Coupang, a Fortune 200 technology company, manages a multi-cluster GPU architecture for their AI/ML model training. This architecture introduced significant challenges, including:
- Time-consuming data preparation and data copy/movement
- Difficulty utilizing GPU resources efficiently
- High and growing storage costs
- Excessive operational overhead maintaining storage for localized data silos
To resolve these challenges, Coupang’s AI platform team implemented a distributed caching system that automatically retrieves training data from their central data lake, improves data loading performance, unifies access paths for model developers, automates data lifecycle management, and extends easily across Kubernetes environments. The new distributed caching architecture has improved model training speed, reduced storage costs, increased GPU utilization across clusters, lowered operational overhead, enabled training workload portability, and delivered 40% better I/O performance compared to parallel file systems.

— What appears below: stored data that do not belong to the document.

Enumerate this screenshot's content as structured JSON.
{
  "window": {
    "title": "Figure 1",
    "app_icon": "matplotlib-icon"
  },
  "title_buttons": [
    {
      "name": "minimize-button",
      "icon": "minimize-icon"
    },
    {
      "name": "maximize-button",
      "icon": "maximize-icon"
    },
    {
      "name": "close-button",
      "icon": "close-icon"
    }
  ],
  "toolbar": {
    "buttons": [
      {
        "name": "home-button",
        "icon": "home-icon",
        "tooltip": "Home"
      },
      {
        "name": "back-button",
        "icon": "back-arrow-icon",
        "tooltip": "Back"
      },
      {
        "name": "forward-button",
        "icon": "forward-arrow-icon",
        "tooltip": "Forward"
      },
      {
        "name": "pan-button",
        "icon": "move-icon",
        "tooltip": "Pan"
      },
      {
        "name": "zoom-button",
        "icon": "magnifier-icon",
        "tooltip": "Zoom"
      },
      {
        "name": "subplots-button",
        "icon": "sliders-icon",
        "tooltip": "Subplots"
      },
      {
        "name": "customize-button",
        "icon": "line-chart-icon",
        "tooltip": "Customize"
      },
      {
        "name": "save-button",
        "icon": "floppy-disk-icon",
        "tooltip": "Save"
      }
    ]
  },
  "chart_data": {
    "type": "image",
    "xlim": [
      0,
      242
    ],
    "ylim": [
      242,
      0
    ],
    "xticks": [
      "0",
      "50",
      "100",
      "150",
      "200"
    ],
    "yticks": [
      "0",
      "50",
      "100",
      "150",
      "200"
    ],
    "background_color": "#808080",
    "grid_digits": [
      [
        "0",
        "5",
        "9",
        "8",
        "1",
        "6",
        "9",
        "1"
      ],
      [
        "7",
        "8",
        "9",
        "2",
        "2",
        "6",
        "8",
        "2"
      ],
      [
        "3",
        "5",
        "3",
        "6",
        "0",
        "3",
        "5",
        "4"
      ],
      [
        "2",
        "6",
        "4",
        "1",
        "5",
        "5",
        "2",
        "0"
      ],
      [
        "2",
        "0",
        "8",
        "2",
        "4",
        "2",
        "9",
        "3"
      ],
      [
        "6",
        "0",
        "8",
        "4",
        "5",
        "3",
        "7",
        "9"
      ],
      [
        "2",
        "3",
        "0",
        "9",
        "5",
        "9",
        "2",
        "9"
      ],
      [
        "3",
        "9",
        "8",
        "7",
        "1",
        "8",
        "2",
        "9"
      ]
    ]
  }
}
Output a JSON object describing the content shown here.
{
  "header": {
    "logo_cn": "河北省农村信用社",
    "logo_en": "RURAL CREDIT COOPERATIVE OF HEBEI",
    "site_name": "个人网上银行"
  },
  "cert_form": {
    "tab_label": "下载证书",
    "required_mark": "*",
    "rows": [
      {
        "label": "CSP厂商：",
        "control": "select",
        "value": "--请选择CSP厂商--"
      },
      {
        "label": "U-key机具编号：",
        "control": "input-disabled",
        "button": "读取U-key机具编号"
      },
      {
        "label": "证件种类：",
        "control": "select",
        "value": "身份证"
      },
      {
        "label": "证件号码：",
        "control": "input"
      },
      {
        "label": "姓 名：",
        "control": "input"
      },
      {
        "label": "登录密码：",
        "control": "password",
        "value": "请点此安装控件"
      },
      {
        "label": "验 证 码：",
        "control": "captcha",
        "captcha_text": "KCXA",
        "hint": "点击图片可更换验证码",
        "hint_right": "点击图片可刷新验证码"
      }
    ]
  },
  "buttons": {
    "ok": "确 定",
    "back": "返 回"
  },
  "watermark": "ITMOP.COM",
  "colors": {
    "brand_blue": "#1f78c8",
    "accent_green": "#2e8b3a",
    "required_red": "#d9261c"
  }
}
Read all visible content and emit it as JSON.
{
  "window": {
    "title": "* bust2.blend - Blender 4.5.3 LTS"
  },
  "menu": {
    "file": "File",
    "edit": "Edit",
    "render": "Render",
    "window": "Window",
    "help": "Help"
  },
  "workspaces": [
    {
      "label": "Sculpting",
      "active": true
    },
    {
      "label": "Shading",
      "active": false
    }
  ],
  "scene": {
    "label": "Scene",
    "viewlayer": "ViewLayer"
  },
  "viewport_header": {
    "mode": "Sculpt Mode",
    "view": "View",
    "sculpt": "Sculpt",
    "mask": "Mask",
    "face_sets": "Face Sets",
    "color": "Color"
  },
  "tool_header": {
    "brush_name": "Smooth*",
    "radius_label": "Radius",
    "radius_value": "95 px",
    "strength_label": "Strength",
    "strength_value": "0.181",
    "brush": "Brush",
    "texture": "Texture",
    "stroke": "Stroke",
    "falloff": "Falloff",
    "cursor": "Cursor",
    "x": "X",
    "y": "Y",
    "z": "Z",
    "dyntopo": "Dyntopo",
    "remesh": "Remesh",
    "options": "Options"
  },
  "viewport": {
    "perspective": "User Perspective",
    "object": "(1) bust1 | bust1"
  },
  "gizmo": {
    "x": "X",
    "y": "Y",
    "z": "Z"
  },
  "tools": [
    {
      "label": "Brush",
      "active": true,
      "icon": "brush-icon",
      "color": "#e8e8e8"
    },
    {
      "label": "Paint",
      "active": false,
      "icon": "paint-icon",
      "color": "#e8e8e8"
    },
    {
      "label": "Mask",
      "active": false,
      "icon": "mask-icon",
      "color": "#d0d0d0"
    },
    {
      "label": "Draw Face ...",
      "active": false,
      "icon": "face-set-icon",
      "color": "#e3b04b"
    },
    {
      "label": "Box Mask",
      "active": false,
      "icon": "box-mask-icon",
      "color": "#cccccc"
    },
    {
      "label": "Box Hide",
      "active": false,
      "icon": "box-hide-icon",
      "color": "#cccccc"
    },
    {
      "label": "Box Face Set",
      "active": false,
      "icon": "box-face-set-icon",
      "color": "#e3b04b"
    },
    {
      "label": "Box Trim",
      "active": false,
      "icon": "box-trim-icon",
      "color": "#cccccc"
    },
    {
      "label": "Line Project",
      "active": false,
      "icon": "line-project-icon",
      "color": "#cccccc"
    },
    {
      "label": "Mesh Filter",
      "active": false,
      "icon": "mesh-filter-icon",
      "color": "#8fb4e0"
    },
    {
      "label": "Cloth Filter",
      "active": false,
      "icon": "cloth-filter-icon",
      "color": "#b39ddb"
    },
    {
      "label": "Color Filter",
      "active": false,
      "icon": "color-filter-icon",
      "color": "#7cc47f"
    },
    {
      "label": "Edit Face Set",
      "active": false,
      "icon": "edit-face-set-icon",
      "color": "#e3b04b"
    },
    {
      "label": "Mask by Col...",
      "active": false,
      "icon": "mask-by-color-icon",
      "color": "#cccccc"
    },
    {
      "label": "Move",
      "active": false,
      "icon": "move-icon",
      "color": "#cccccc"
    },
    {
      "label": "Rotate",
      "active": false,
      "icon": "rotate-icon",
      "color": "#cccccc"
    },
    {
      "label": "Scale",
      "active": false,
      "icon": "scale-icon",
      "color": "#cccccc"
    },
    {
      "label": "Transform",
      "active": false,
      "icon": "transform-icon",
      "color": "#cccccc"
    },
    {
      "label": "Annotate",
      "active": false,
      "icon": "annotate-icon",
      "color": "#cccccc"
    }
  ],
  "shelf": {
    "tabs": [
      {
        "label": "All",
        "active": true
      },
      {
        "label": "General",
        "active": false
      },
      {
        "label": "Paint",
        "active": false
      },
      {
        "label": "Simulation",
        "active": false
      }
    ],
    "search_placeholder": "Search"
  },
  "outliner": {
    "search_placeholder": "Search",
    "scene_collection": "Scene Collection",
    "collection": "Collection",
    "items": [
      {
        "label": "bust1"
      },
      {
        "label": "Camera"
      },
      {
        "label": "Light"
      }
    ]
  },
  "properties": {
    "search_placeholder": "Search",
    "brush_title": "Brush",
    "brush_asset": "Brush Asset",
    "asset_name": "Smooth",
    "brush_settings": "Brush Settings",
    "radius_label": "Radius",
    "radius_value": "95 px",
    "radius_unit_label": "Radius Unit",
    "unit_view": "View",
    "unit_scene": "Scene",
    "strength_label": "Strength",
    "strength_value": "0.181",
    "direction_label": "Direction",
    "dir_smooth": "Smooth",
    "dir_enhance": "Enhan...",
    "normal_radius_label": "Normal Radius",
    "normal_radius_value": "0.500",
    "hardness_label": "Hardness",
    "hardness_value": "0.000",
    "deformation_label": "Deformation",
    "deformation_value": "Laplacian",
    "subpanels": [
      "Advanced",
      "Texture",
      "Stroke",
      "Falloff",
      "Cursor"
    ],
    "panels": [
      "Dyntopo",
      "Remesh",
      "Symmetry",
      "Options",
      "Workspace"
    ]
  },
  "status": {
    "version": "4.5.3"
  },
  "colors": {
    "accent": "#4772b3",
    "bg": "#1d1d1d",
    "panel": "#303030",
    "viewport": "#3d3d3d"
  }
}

Suresh Kumar Veerapathiran and Anudeep Kumar, engineering leaders at Uptycs, recently shared their experience of evolving their data platform and analytics architecture to power analytics through a generative AI interface. In their post on Medium titled Cache Me If You Can: Building a Lightning-Fast Analytics Cache at Terabyte Scale, Veerapathiran and Kumar provide detailed insights into the challenges they faced (and how they solved them) scaling their analytics solution that collects and reports on terabytes of telemetry data per day as part of Uptycs Cloud-Native Application Protection Platform (CNAPP) solutions.